Diameter in compact set

Question

Let $\{A_\alpha : \alpha \in I\}$ a family of closed subsets of a compact metric space $(X,d)$ such that $\cap_{\alpha \in I} A_\alpha =\emptyset$. Prove that $\exists \varepsilon>0$ such that if $B \subseteq X$ with $\delta(B)<\varepsilon$ then $\exists \beta \in I$ such that $B \cap A_\beta = \emptyset$. Where $$\delta(B)=\sup \{d(x,y):x,y \in B\}.$$

My idea. Since $\cap_{\alpha \in I} A_\alpha =\emptyset$ we have $X-\cap_{\alpha \in I} A_\alpha = X$ then $\cup_{\alpha \in I} (X-A_\alpha) =X$, so $\{X-A_\alpha : \alpha \in I\}$ is an open cover of $X$ and since $X$ is compact we have that $X \subset \cup_{i=1}^{n} (X-A_{\alpha_i})$. This is what I have at the moment.

Answer 1

I will assume that each $A_\alpha$ is not empty; otherwise, the problem is trivial.
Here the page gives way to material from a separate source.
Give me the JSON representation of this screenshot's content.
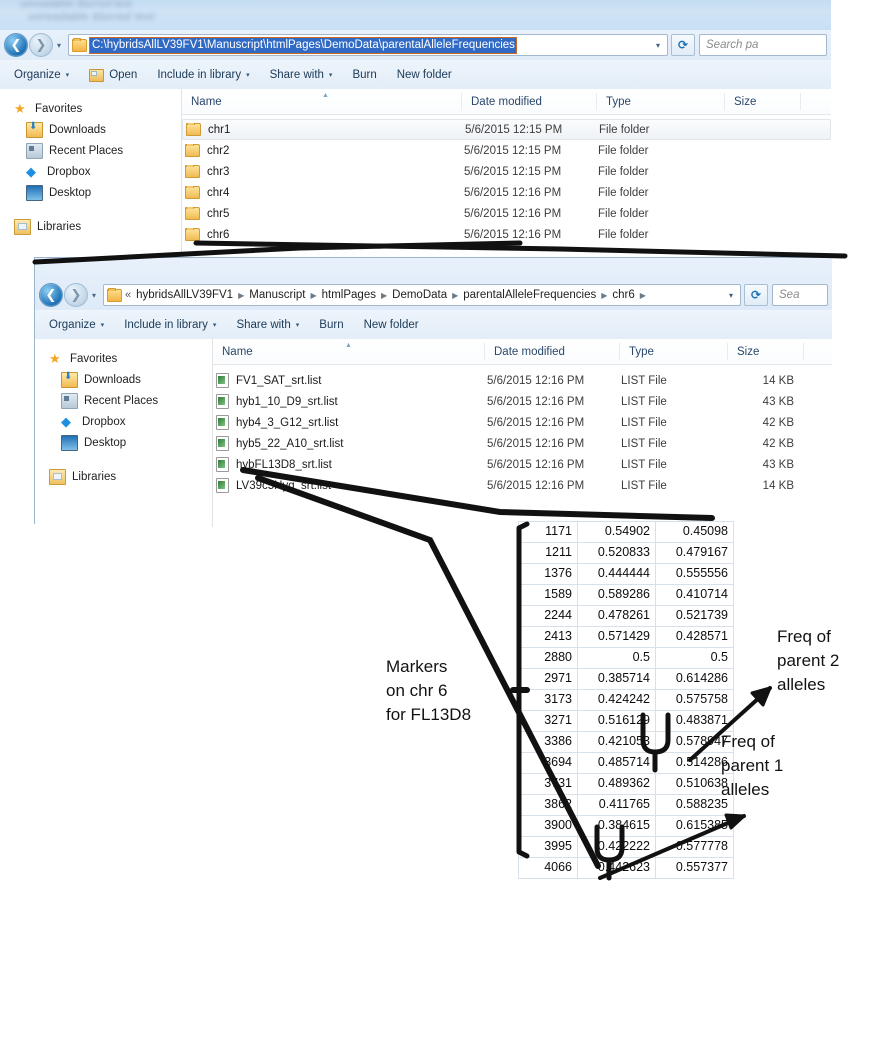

It follows from what you wrote that there are $\alpha_1,\alpha_2,\ldots,\alpha_n\in I$ such that $\bigcap_{k=1}^nA_{\alpha_k}=\emptyset$. Since each $A_\alpha$ is not empty, $n>1$. Take a number $\varepsilon>0$ which is smaller than the distance from $A_{\alpha_i}$ to $A_{\alpha_j}$ for any two distinct numbers $i,j\in\{1,2,\ldots,n\}$. If $B\subseteq X$ is such that $\delta(B)<\varepsilon$, then $B\cap A_{\alpha_i}\ne\emptyset$ for, at most, one $i\in\{1,2,\ldots,n\}$. In fact, if $B\cap A_{\alpha_i},B\cap A_{\alpha_j}\ne\emptyset$ with $i\ne j$, then take $b_i\in B\cap A_{\alpha_i}$ and $b_j\in B\cap A_{\alpha_j}$. Then $d(b_i,b_j)\leqslant\delta(B)<\varepsilon$. But this is impossible, since $b_i\in A_{\alpha_j}$, $b_j\in A_{\alpha_j}$, and $\varepsilon$ is smaller than the distance from $A_{\alpha_i}$ to $A_{\alpha_j}$. So, it is proved that $j\ne i\implies B\cap A_{\alpha_j}=\emptyset$.